I know, I know, some of you are wondering, why on earth are you airing your dirty laundry??? Why? Well, I guess because I don't think of it as dirty laundry. There are a lot of hurting people in the world right now. There are a lot, and I mean A LOT of people who have things a heck of a lot worse than I do. I know that I am rich beyond measure. I have food to eat, I have a place to lay my head, I have two cars, I have two healthy children. I know that I am blessed.

But I also know that there are times in each of our lives when we don't feel blessed. We feel like our prayers are not penetrating the clouds above us. We feel like God has all but forgotten us.

It is what it is. It's like my son says, "you get what you get and you don't get upset." I love that!! What a great way to live your life, don't you think? Why get stressed out about money, weight, jobs, relationships??? You don't have to .... you're dealt the cards you're dealt...deal with it. You can make it better or worse. But don't get upset about it. Don't be ashamed of the cards you're dealt. God has allowed those cards to be dealt to you. He has something better in store. Something that you wouldn't be able to attain on your own if you never went through those/these hard times.

My mother-in-law wrote something today that really resonated with me, I don't know who said it but here it is:
"Be kinder than you think necessary, for everyone you meet is fighting some kind of battle."
How true that is.

And as for the earth? I'm waiting for it. I know God has many blessings and riches awaiting me. Maybe not during my lifetime, but I will see it one day.

Friday, April 04, 2008

isn't she lovely?????

Had a friend take some pictures of Princess K yesterday....here are a few of my faves.....

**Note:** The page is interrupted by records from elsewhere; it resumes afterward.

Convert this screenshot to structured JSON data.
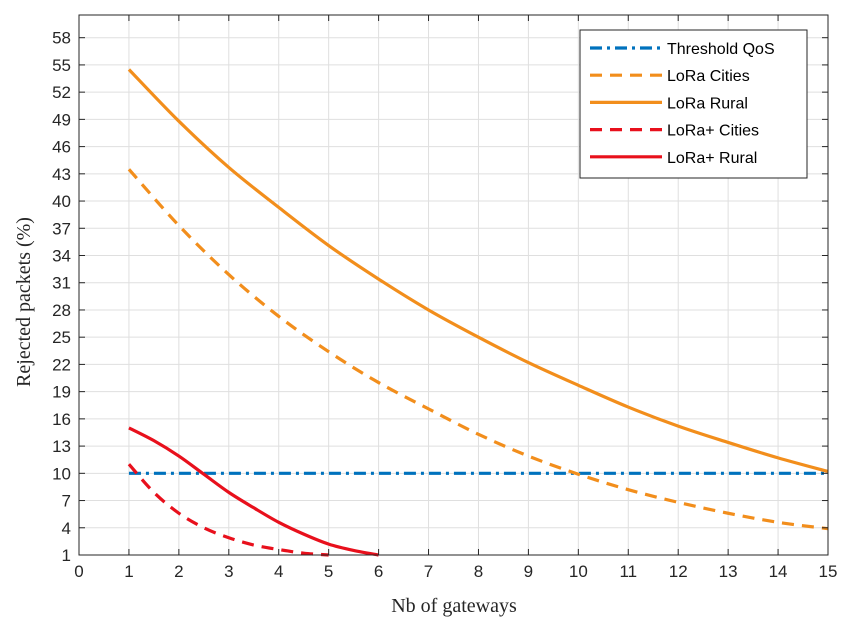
{
  "chart_data": {
    "type": "line",
    "title": "",
    "xlabel": "Nb of gateways",
    "ylabel": "Rejected packets (%)",
    "xlim": [
      0,
      15
    ],
    "ylim": [
      1,
      60.5
    ],
    "xticks": [
      "0",
      "1",
      "2",
      "3",
      "4",
      "5",
      "6",
      "7",
      "8",
      "9",
      "10",
      "11",
      "12",
      "13",
      "14",
      "15"
    ],
    "yticks": [
      "1",
      "4",
      "7",
      "10",
      "13",
      "16",
      "19",
      "22",
      "25",
      "28",
      "31",
      "34",
      "37",
      "40",
      "43",
      "46",
      "49",
      "52",
      "55",
      "58"
    ],
    "grid": true,
    "legend_position": "top-right",
    "series": [
      {
        "name": "Threshold QoS",
        "color": "#0072BD",
        "style": "dashdot",
        "x": [
          1,
          15
        ],
        "y": [
          10,
          10
        ]
      },
      {
        "name": "LoRa Cities",
        "color": "#F28E1C",
        "style": "dashed",
        "x": [
          1,
          2,
          3,
          4,
          5,
          6,
          7,
          8,
          9,
          10,
          11,
          12,
          13,
          14,
          15
        ],
        "y": [
          43.5,
          37.3,
          31.9,
          27.3,
          23.4,
          20.0,
          17.1,
          14.3,
          11.9,
          9.9,
          8.2,
          6.8,
          5.6,
          4.6,
          3.9
        ]
      },
      {
        "name": "LoRa Rural",
        "color": "#F28E1C",
        "style": "solid",
        "x": [
          1,
          2,
          3,
          4,
          5,
          6,
          7,
          8,
          9,
          10,
          11,
          12,
          13,
          14,
          15
        ],
        "y": [
          54.5,
          48.8,
          43.7,
          39.3,
          35.1,
          31.4,
          28.0,
          25.0,
          22.2,
          19.7,
          17.3,
          15.2,
          13.4,
          11.7,
          10.2
        ]
      },
      {
        "name": "LoRa+ Cities",
        "color": "#E8101C",
        "style": "dashed",
        "x": [
          1,
          1.5,
          2,
          2.5,
          3,
          3.5,
          4,
          4.5,
          5
        ],
        "y": [
          11.0,
          7.9,
          5.6,
          4.0,
          2.9,
          2.1,
          1.6,
          1.2,
          1.0
        ]
      },
      {
        "name": "LoRa+ Rural",
        "color": "#E8101C",
        "style": "solid",
        "x": [
          1,
          1.5,
          2,
          2.5,
          3,
          3.5,
          4,
          4.5,
          5,
          5.5,
          6
        ],
        "y": [
          15.0,
          13.6,
          11.9,
          9.9,
          7.9,
          6.2,
          4.6,
          3.3,
          2.2,
          1.5,
          1.0
        ]
      }
    ]
  }
}
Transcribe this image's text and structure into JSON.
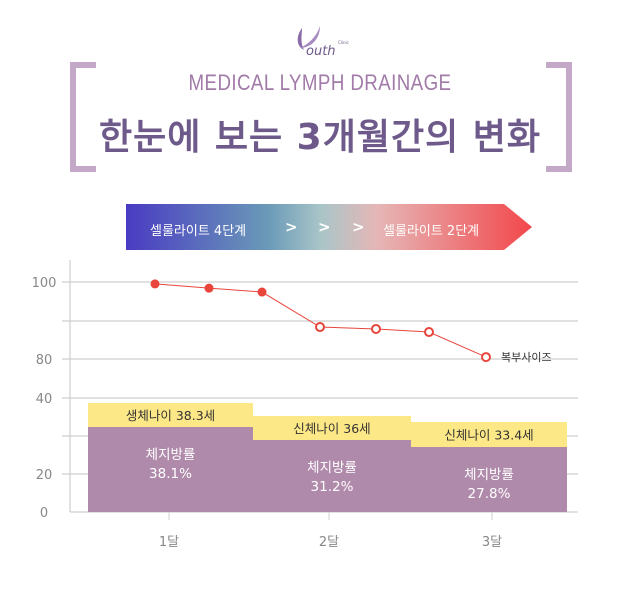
{
  "header": {
    "logo_text": "outh",
    "logo_sup": "Clinic",
    "subtitle": "MEDICAL LYMPH DRAINAGE",
    "title": "한눈에 보는 3개월간의 변화"
  },
  "banner": {
    "start_label": "셀룰라이트 4단계",
    "end_label": "셀룰라이트 2단계",
    "chevrons": [
      ">",
      ">",
      ">"
    ],
    "colors": [
      "#4a3bc2",
      "#6a9ab8",
      "#a9c5c8",
      "#e6b6b6",
      "#f2474b"
    ]
  },
  "chart_data": {
    "type": "line+bar",
    "y_ticks": [
      0,
      20,
      40,
      80,
      100
    ],
    "grid": true,
    "categories": [
      "1달",
      "2달",
      "3달"
    ],
    "line": {
      "name": "복부사이즈",
      "values": [
        99.5,
        98.4,
        97.4,
        88.3,
        87.8,
        87.0,
        80.5
      ],
      "filled_points": 3,
      "color": "#e8453c"
    },
    "bars": [
      {
        "top_label": "생체나이 38.3세",
        "label": "체지방률",
        "value_label": "38.1%"
      },
      {
        "top_label": "신체나이 36세",
        "label": "체지방률",
        "value_label": "31.2%"
      },
      {
        "top_label": "신체나이 33.4세",
        "label": "체지방률",
        "value_label": "27.8%"
      }
    ],
    "body_fat_values": [
      38.1,
      31.2,
      27.8
    ],
    "body_age_values": [
      38.3,
      36,
      33.4
    ],
    "bar_color": "#b08aab",
    "top_color": "#fde887"
  }
}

My house was shown today - so here's hoping other people start coming to take a gander...really not a whole lot has been going on. Oh!! EXCEPT....
My children were playing 'house' tonight when I heard, with my own ears, my son say to my daughter "I don't have a mommy, my papa gave these to me" - referring to the shoes I bought him today! Gotta love 'em, right?
Hope you all have a wonderful weekend!!!
Peace.

Wednesday, April 02, 2008

uh...i think i just threw up in my mouth...

Um, okay, I was at the mall today. To be precise, I was eating in the food court nasty Sbarro's pizza and Chick-fil-A, YES, all at the same time, but that's not what this story is about.

So, I'm sitting there with a girlfriend and my Princess K when I look around because I hear a baby fussing. She was fussing because she didn't like what her mommy was feeding her. So, she did what most babies do...she spat it out.

No, that's not the gross part. The gross part is that the mother, while the baby was trying to spit it out, kept trying to shove it back in the kid's mouth with her OWN finger. No, not gross yet, although, kinda. So, I'm watching this progress and thinking to myself, "why is she shoving that food with her finger into that kid's mouth?" Just as I turn to look away, this mother PUTS HER FINGER IN HER OWN MOUTH AND EATS THE FOOD THAT THE KID WAS TRYING TO SPIT OUT!!!!!!!!!!!!!!!!!!!!!!!!!!!!!!!!!!!!!!!!!!!!!!!!!!!!!!!!!!!!!!!

I literally had to turn away and start chanting because I just couldn't handle the thought, the texture, in fact, just got the shivers again now....that's how gross it really was. ICK, ICK, ICK.

Well, I hope you weren't eating while you read this, but if you were, I am very sorry. Have a wicked Thursday and keep coming back as I will be launching something you will all be interested in over the next couple of weeks!!!